Autonegotiation - Duplex Mismatch

Duplex Mismatch

A duplex mismatch occurs when two connected devices are configured in different duplex modes. This may happen for example if one is configured for autonegotiation while the other one has a fixed mode of operation that is full duplex (no autonegotiation). In such conditions, the autonegotiation device correctly detects the speed of operation, but is unable to correctly detect the duplex mode. As a result, it sets the correct speed but starts using the half duplex mode.
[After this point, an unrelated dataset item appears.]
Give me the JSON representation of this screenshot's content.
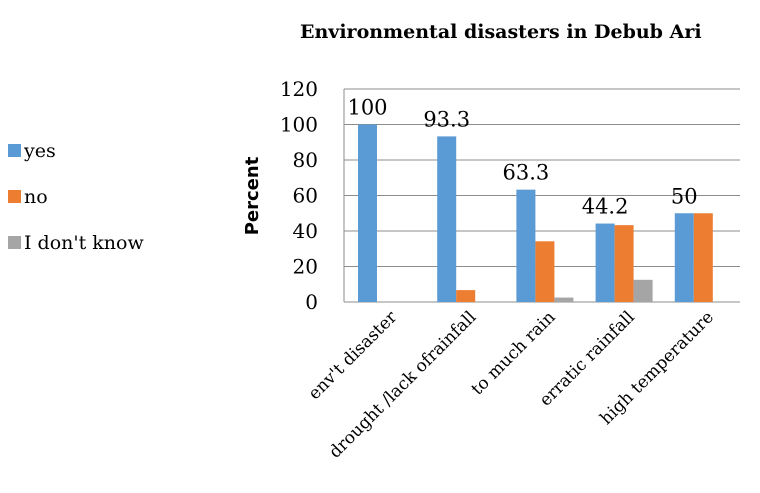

When a device is operating in full duplex while the other one operates in half duplex, the connection works at a very low speed if both devices attempt to send frames at the same time. This is because data can be sent in both directions at the same time in full duplex mode, but only in one direction at a time in half duplex mode. As a result, a full duplex device may transmit data while it is receiving. However, if the other device is working in half duplex, it does not expect to receive data (because it is currently sending); therefore, it senses a collision and attempts to resend the frame it was sending. Depending on timing the half duplex device may sense a late collision, which it will interpret as a hard error rather than a normal consequence of CSMA/CD and will not attempt to resend the frame. On the other hand, the full duplex device does not detect any collision and does not resend the frame, even if the other device has discarded it as corrupted by collision. Still, the full duplex device, not expecting incoming frames to be truncated by collision detection, will report frame check sequence errors. This combination of late collisions reported at the half-duplex end and FCS errors reported by the full duplex end can be used as an indication that a duplex mismatch is present.

This packet loss happens when both devices are transmitting at the same time. This may happen even when the link is used, from the user's perspective, in one direction only. A TCP stream requires all packets sent to be acknowledged by the receiving device. As a result, even if actual data is sent in one direction only, collision may be generated with acknowledgement packets traveling in the other direction.